L'un m'excite à parler, l'autre a dit de me taire.

Je ne fis qu'un soupir dont le sens fut saisi.

« Allons, tu peux parler sans craindre de tout dire,

S'écrie alors mon maître, et puisqu'il le désire,

Dis-lui ce qu'il demande avec tant de souci. »

Moi donc : « Antique esprit ! à mon sourire tendre

D'un peu d'étonnement tu n'as pu te défendre,

Mais je vais sur-le-champ te surprendre encor mieux.

Ce guide qui dirige au Ciel mon œil docile,

Cet homme que tu vois, c'est lui, c'est ce Virgile

Qui t'apprit à chanter les hommes et les dieux.

Si tu crois que mon rire avait une autre cause,

Détrompe-toi ; crois-le, ce n'est rien autre chose

Que tes propos sur lui qui causaient mon émoi. »

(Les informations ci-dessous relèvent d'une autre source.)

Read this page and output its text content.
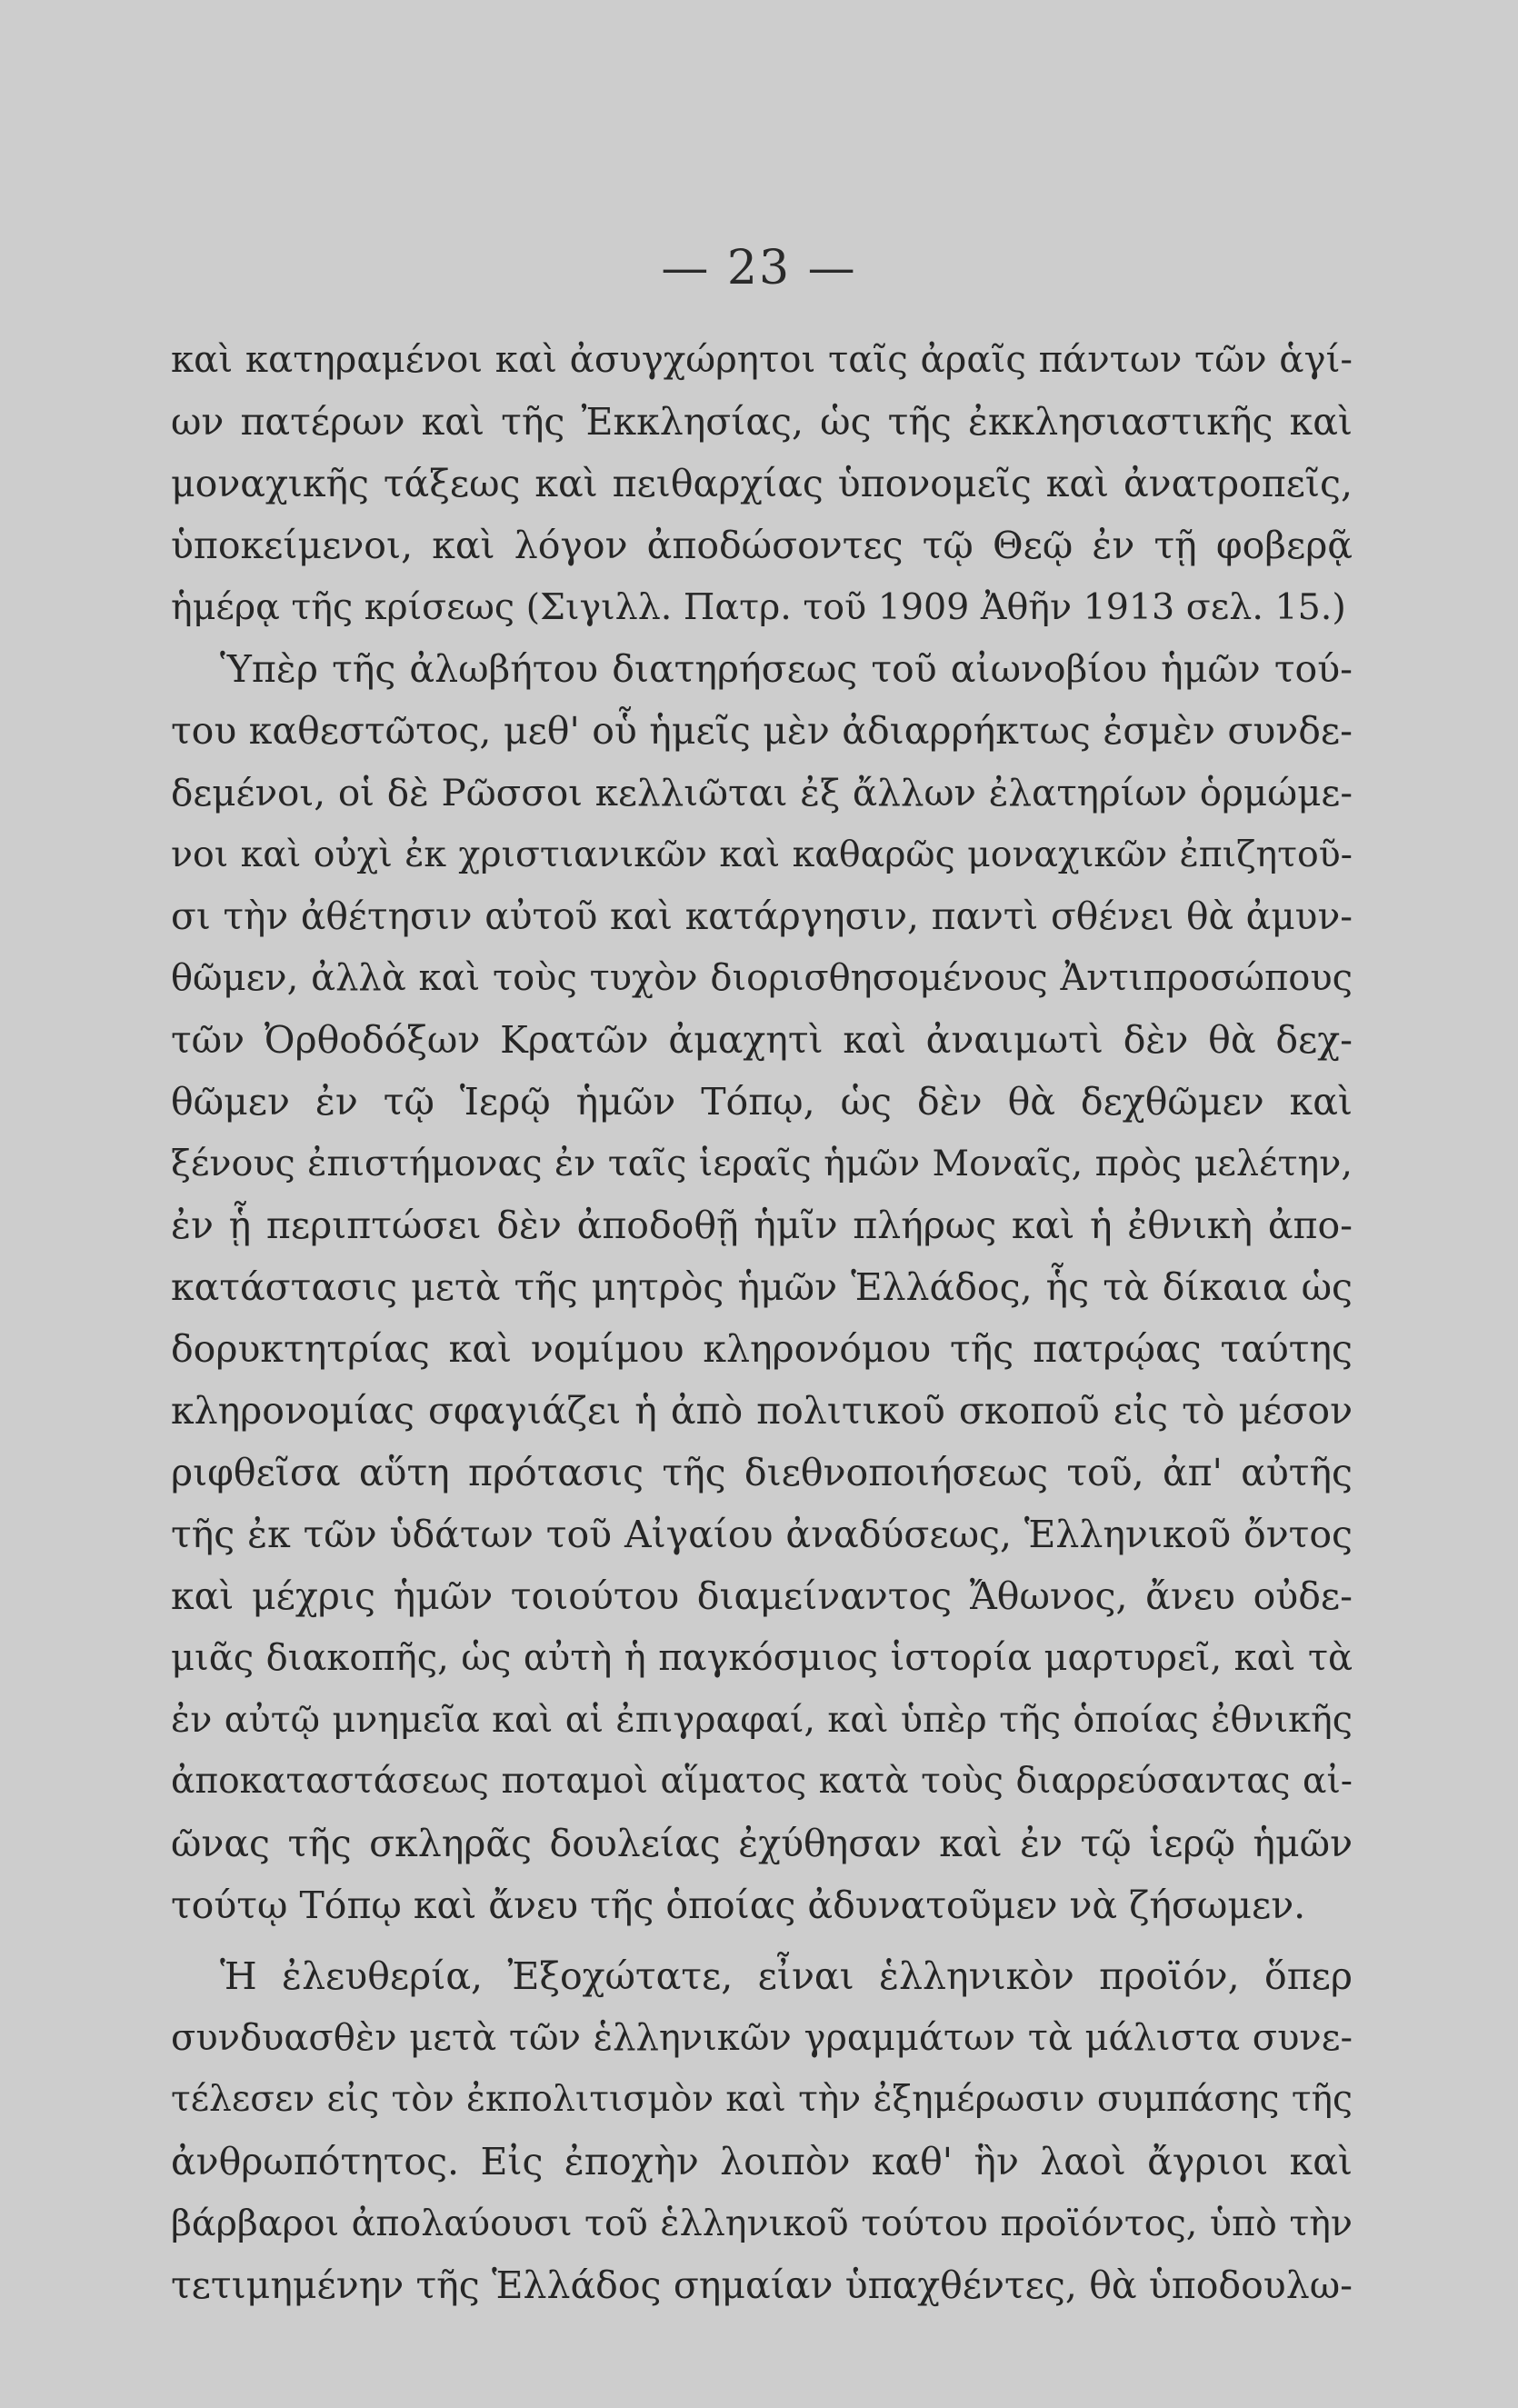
— 23 —
καὶ κατηραμένοι καὶ ἀσυγχώρητοι ταῖς ἀραῖς πάντων τῶν ἁγί-
ων πατέρων καὶ τῆς Ἐκκλησίας, ὡς τῆς ἐκκλησιαστικῆς καὶ
μοναχικῆς τάξεως καὶ πειθαρχίας ὑπονομεῖς καὶ ἀνατροπεῖς,
ὑποκείμενοι, καὶ λόγον ἀποδώσοντες τῷ Θεῷ ἐν τῇ φοβερᾷ
ἡμέρᾳ τῆς κρίσεως (Σιγιλλ. Πατρ. τοῦ 1909 Ἀθῆν 1913 σελ. 15.)
Ὑπὲρ τῆς ἀλωβήτου διατηρήσεως τοῦ αἰωνοβίου ἡμῶν τού-
του καθεστῶτος, μεθ' οὗ ἡμεῖς μὲν ἀδιαρρήκτως ἐσμὲν συνδε-
δεμένοι, οἱ δὲ Ρῶσσοι κελλιῶται ἐξ ἄλλων ἐλατηρίων ὁρμώμε-
νοι καὶ οὐχὶ ἐκ χριστιανικῶν καὶ καθαρῶς μοναχικῶν ἐπιζητοῦ-
σι τὴν ἀθέτησιν αὐτοῦ καὶ κατάργησιν, παντὶ σθένει θὰ ἀμυν-
θῶμεν, ἀλλὰ καὶ τοὺς τυχὸν διορισθησομένους Ἀντιπροσώπους
τῶν Ὀρθοδόξων Κρατῶν ἀμαχητὶ καὶ ἀναιμωτὶ δὲν θὰ δεχ-
θῶμεν ἐν τῷ Ἱερῷ ἡμῶν Τόπῳ, ὡς δὲν θὰ δεχθῶμεν καὶ
ξένους ἐπιστήμονας ἐν ταῖς ἱεραῖς ἡμῶν Μοναῖς, πρὸς μελέτην,
ἐν ᾗ περιπτώσει δὲν ἀποδοθῇ ἡμῖν πλήρως καὶ ἡ ἐθνικὴ ἀπο-
κατάστασις μετὰ τῆς μητρὸς ἡμῶν Ἑλλάδος, ἧς τὰ δίκαια ὡς
δορυκτητρίας καὶ νομίμου κληρονόμου τῆς πατρῴας ταύτης
κληρονομίας σφαγιάζει ἡ ἀπὸ πολιτικοῦ σκοποῦ εἰς τὸ μέσον
ριφθεῖσα αὕτη πρότασις τῆς διεθνοποιήσεως τοῦ, ἀπ' αὐτῆς
τῆς ἐκ τῶν ὑδάτων τοῦ Αἰγαίου ἀναδύσεως, Ἑλληνικοῦ ὄντος
καὶ μέχρις ἡμῶν τοιούτου διαμείναντος Ἄθωνος, ἄνευ οὐδε-
μιᾶς διακοπῆς, ὡς αὐτὴ ἡ παγκόσμιος ἱστορία μαρτυρεῖ, καὶ τὰ
ἐν αὐτῷ μνημεῖα καὶ αἱ ἐπιγραφαί, καὶ ὑπὲρ τῆς ὁποίας ἐθνικῆς
ἀποκαταστάσεως ποταμοὶ αἵματος κατὰ τοὺς διαρρεύσαντας αἰ-
ῶνας τῆς σκληρᾶς δουλείας ἐχύθησαν καὶ ἐν τῷ ἱερῷ ἡμῶν
τούτῳ Τόπῳ καὶ ἄνευ τῆς ὁποίας ἀδυνατοῦμεν νὰ ζήσωμεν.
Ἡ ἐλευθερία, Ἐξοχώτατε, εἶναι ἑλληνικὸν προϊόν, ὅπερ
συνδυασθὲν μετὰ τῶν ἑλληνικῶν γραμμάτων τὰ μάλιστα συνε-
τέλεσεν εἰς τὸν ἐκπολιτισμὸν καὶ τὴν ἐξημέρωσιν συμπάσης τῆς
ἀνθρωπότητος. Εἰς ἐποχὴν λοιπὸν καθ' ἣν λαοὶ ἄγριοι καὶ
βάρβαροι ἀπολαύουσι τοῦ ἑλληνικοῦ τούτου προϊόντος, ὑπὸ τὴν
τετιμημένην τῆς Ἑλλάδος σημαίαν ὑπαχθέντες, θὰ ὑποδουλω-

Déjà, pour embrasser les pieds du maître, à terre

Il s'était incliné ; mais Virgile dit : « Frère,

Que fais-tu ? Vois, je suis une ombre comme toi. »

Et lui, se relevant : « Or donc dedans mon âme

Tu vois jusqu'où pour toi va l'amour qui m'enflamme.

Oubliant que tous deux nous sommes vanité,

Je traitais l'ombre ainsi qu'une réalité. »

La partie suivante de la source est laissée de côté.